Sulphide is generally considered the most promising candidate for the eventual practical application of all-solid-state batteries because of its excellent performance, but its high cost remains prohibitive.

In an interview with state-run newspaper Science and Technology Daily last week, USTC researcher Ma Cheng explained the root of the problem in terms of simple economics.

A commercially viable solid-state battery electrolyte must cost less than US$50 per kilogram to produce, but sulphide electrolytes are generally priced at more than US$195 per kilogram.

“Although researchers around the world are striving to reduce the cost through various methods, long-term exploration has shown that it is quite difficult to achieve this goal,” Ma said.

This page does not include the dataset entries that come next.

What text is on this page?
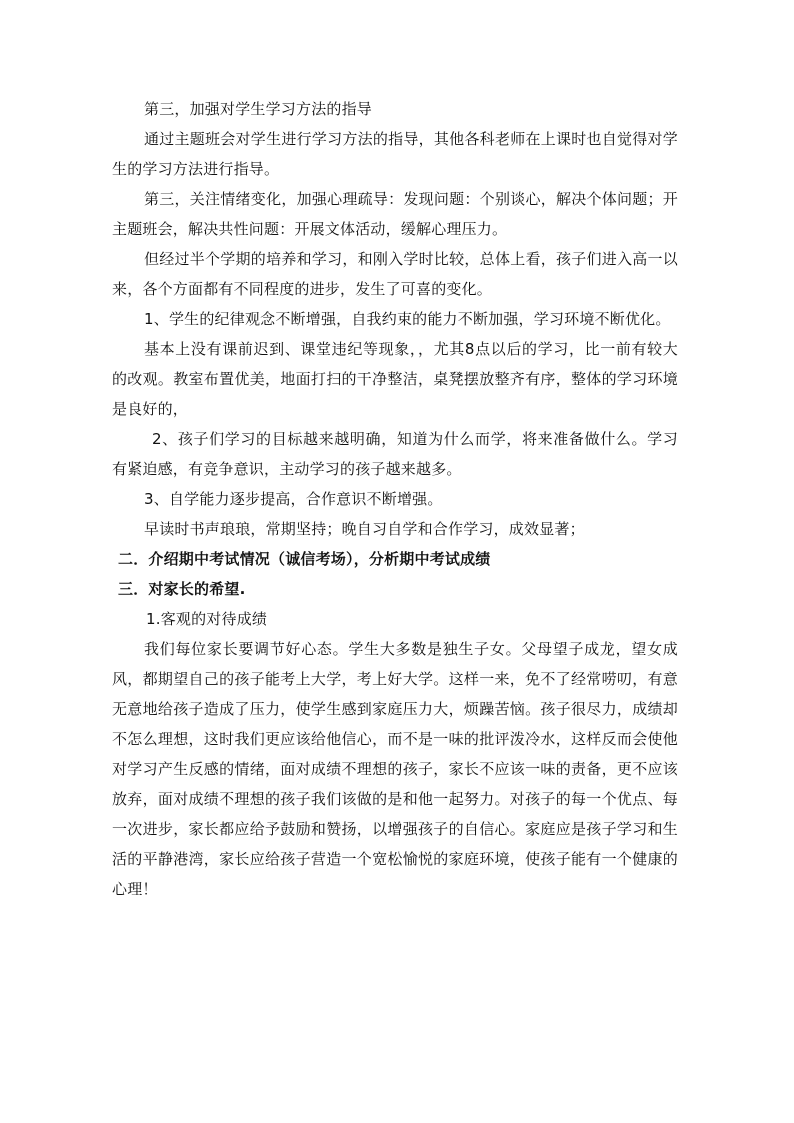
第三，加强对学生学习方法的指导

通过主题班会对学生进行学习方法的指导，其他各科老师在上课时也自觉得对学生的学习方法进行指导。

第三，关注情绪变化，加强心理疏导：发现问题：个别谈心，解决个体问题；开主题班会，解决共性问题：开展文体活动，缓解心理压力。

但经过半个学期的培养和学习，和刚入学时比较，总体上看，孩子们进入高一以来，各个方面都有不同程度的进步，发生了可喜的变化。

1、学生的纪律观念不断增强，自我约束的能力不断加强，学习环境不断优化。

基本上没有课前迟到、课堂违纪等现象，，尤其8点以后的学习，比一前有较大的改观。教室布置优美，地面打扫的干净整洁，桌凳摆放整齐有序，整体的学习环境是良好的，

2、孩子们学习的目标越来越明确，知道为什么而学，将来准备做什么。学习有紧迫感，有竞争意识，主动学习的孩子越来越多。

3、自学能力逐步提高，合作意识不断增强。

早读时书声琅琅，常期坚持；晚自习自学和合作学习，成效显著；

二．介绍期中考试情况（诚信考场），分析期中考试成绩

三．对家长的希望.

1.客观的对待成绩

我们每位家长要调节好心态。学生大多数是独生子女。父母望子成龙，望女成风，都期望自己的孩子能考上大学，考上好大学。这样一来，免不了经常唠叨，有意无意地给孩子造成了压力，使学生感到家庭压力大，烦躁苦恼。孩子很尽力，成绩却不怎么理想，这时我们更应该给他信心，而不是一味的批评泼冷水，这样反而会使他对学习产生反感的情绪，面对成绩不理想的孩子，家长不应该一味的责备，更不应该放弃，面对成绩不理想的孩子我们该做的是和他一起努力。对孩子的每一个优点、每一次进步，家长都应给予鼓励和赞扬，以增强孩子的自信心。家庭应是孩子学习和生活的平静港湾，家长应给孩子营造一个宽松愉悦的家庭环境，使孩子能有一个健康的心理！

To overcome this challenge, Ma and his team set out to develop a new sulphide solid electrolyte, which they have called LPSO, that does not require lithium sulphide as a raw material.

LPSO is synthesised from two low-cost compounds, at an ingredient cost of just US$14.42 per kilogram – less than 8 per cent of the raw material costs of other sulphide solid electrolytes.

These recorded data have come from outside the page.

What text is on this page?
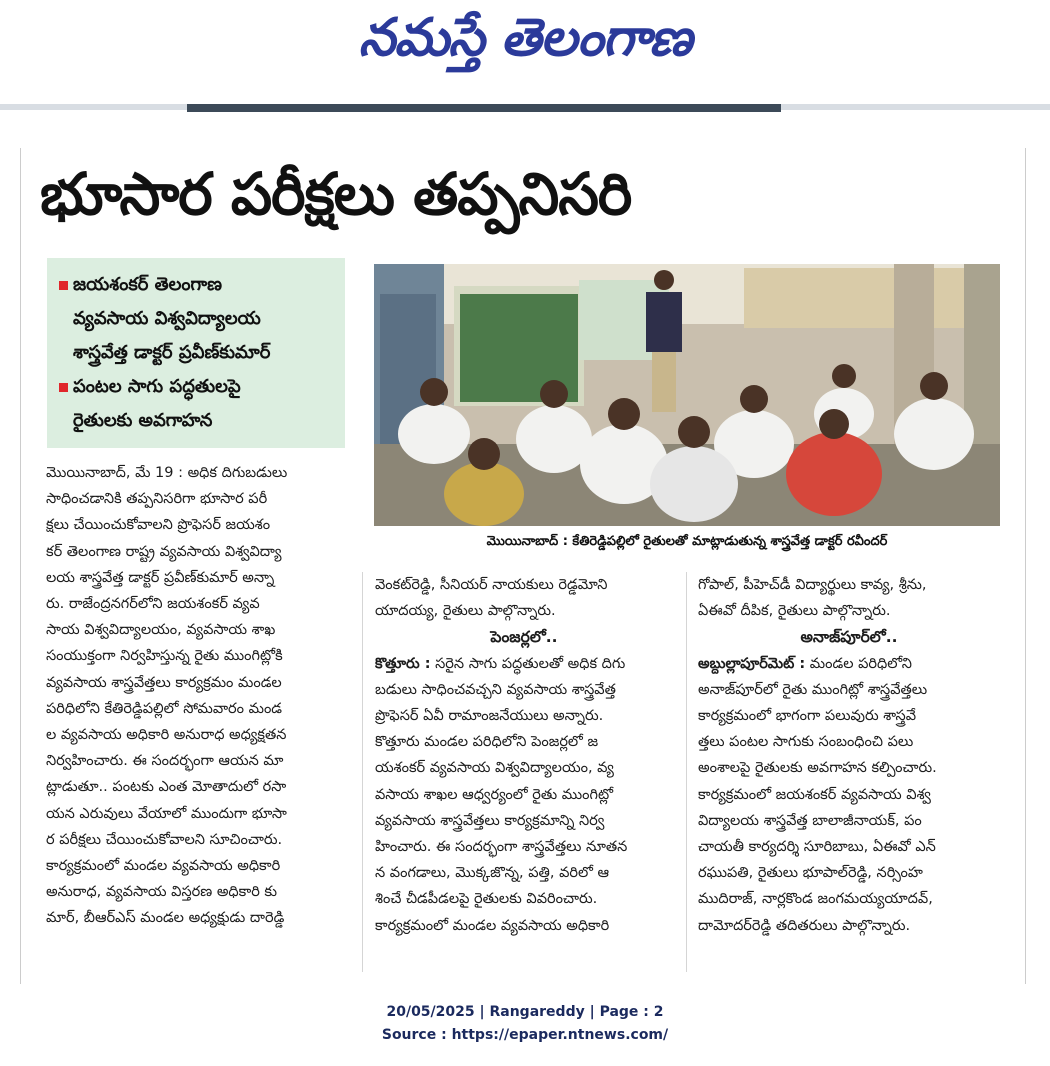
నమస్తే తెలంగాణ
భూసార పరీక్షలు తప్పనిసరి
జయశంకర్ తెలంగాణ
వ్యవసాయ విశ్వవిద్యాలయ
శాస్త్రవేత్త డాక్టర్ ప్రవీణ్‌కుమార్
పంటల సాగు పద్ధతులపై
రైతులకు అవగాహన
మొయినాబాద్ : కేతిరెడ్డిపల్లిలో రైతులతో మాట్లాడుతున్న శాస్త్రవేత్త డాక్టర్ రవీందర్

మొయినాబాద్, మే 19 : అధిక దిగుబడులు

సాధించడానికి తప్పనిసరిగా భూసార పరీ

క్షలు చేయించుకోవాలని ప్రొఫెసర్ జయశం

కర్ తెలంగాణ రాష్ట్ర వ్యవసాయ విశ్వవిద్యా

లయ శాస్త్రవేత్త డాక్టర్ ప్రవీణ్‌కుమార్ అన్నా

రు. రాజేంద్రనగర్‌లోని జయశంకర్ వ్యవ

సాయ విశ్వవిద్యాలయం, వ్యవసాయ శాఖ

సంయుక్తంగా నిర్వహిస్తున్న రైతు ముంగిట్లోకి

వ్యవసాయ శాస్త్రవేత్తలు కార్యక్రమం మండల

పరిధిలోని కేతిరెడ్డిపల్లిలో సోమవారం మండ

ల వ్యవసాయ అధికారి అనురాధ అధ్యక్షతన

నిర్వహించారు. ఈ సందర్భంగా ఆయన మా

ట్లాడుతూ.. పంటకు ఎంత మోతాదులో రసా

యన ఎరువులు వేయాలో ముందుగా భూసా

ర పరీక్షలు చేయించుకోవాలని సూచించారు.

కార్యక్రమంలో మండల వ్యవసాయ అధికారి

అనురాధ, వ్యవసాయ విస్తరణ అధికారి కు

మార్, బీఆర్‌ఎస్ మండల అధ్యక్షుడు దారెడ్డి

వెంకట్‌రెడ్డి, సీనియర్ నాయకులు రెడ్డమోని

యాదయ్య, రైతులు పాల్గొన్నారు.

పెంజర్లలో..

కొత్తూరు : సరైన సాగు పద్ధతులతో అధిక దిగు

బడులు సాధించవచ్చని వ్యవసాయ శాస్త్రవేత్త

ప్రొఫెసర్ ఏవీ రామాంజనేయులు అన్నారు.

కొత్తూరు మండల పరిధిలోని పెంజర్లలో జ

యశంకర్ వ్యవసాయ విశ్వవిద్యాలయం, వ్య

వసాయ శాఖల ఆధ్వర్యంలో రైతు ముంగిట్లో

వ్యవసాయ శాస్త్రవేత్తలు కార్యక్రమాన్ని నిర్వ

హించారు. ఈ సందర్భంగా శాస్త్రవేత్తలు నూతన

న వంగడాలు, మొక్కజొన్న, పత్తి, వరిలో ఆ

శించే చీడపీడలపై రైతులకు వివరించారు.

కార్యక్రమంలో మండల వ్యవసాయ అధికారి

గోపాల్, పీహెచ్‌డీ విద్యార్థులు కావ్య, శ్రీను,

ఏఈవో దీపిక, రైతులు పాల్గొన్నారు.

అనాజ్‌పూర్‌లో..

అబ్దుల్లాపూర్‌మెట్ : మండల పరిధిలోని

అనాజ్‌పూర్‌లో రైతు ముంగిట్లో శాస్త్రవేత్తలు

కార్యక్రమంలో భాగంగా పలువురు శాస్త్రవే

త్తలు పంటల సాగుకు సంబంధించి పలు

అంశాలపై రైతులకు అవగాహన కల్పించారు.

కార్యక్రమంలో జయశంకర్ వ్యవసాయ విశ్వ

విద్యాలయ శాస్త్రవేత్త బాలాజీనాయక్, పం

చాయతీ కార్యదర్శి సూరిబాబు, ఏఈవో ఎన్

రఘుపతి, రైతులు భూపాల్‌రెడ్డి, నర్సింహ

ముదిరాజ్, నార్లకొండ జంగమయ్యయాదవ్,

దామోదర్‌రెడ్డి తదితరులు పాల్గొన్నారు.

20/05/2025 | Rangareddy | Page : 2
Source : https://epaper.ntnews.com/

According to the researchers, the price reduction comes with no loss of the unique advantages offered by the best performing current forms of sulphide solid electrolytes, including acceptable anode compatibility, which determines performance stability.

LPSO matches well with high energy density anodes such as lithium metal and silicon, with a battery made from a combination of the new material and lithium metal maintaining more than 4,200 hours of stable cycling at room temperature, the paper said.

But Ma told Science and Technology Daily that LPSO “is still expected to achieve further improvements in performance, and we are working towards that”.

‘Overtaking on a bend’: how China’s EV industry charged ahead to dominate the global market

Companies from Japan, South Korea, Europe and the United States – which have lagged behind China in traditional lithium batteries – are pinning their hopes on next-generation battery technology, including solid-state batteries, to take the lead.

Both Toyota and Samsung are reported to be targeting 2027 for the commercial release of their all-solid-state batteries.

As other nations accelerate their efforts to achieve a commercially viable version of the technology, China’s battery and car makers have joined forces as part of a government-led drive to build a solid-state battery supply chain by 2030.

In January, Beijing launched the China All-Solid-State Battery Collaborative Innovation Platform, a consortium that brings together government, academia and industry, including EV battery giants CATL and BYD.

In May, Chen Liquan – “father of the Chinese lithium battery” – said the strategy aims to keep China in the race to develop what he described as “the future of rechargeable battery technology”.

“Only by seizing the first opportunity can China remain in a proactive position” in the development of solid-state lithium batteries, said Chen, 84, from the Chinese Academy of Sciences’ Institute of Physics, in an interview with China Science Daily.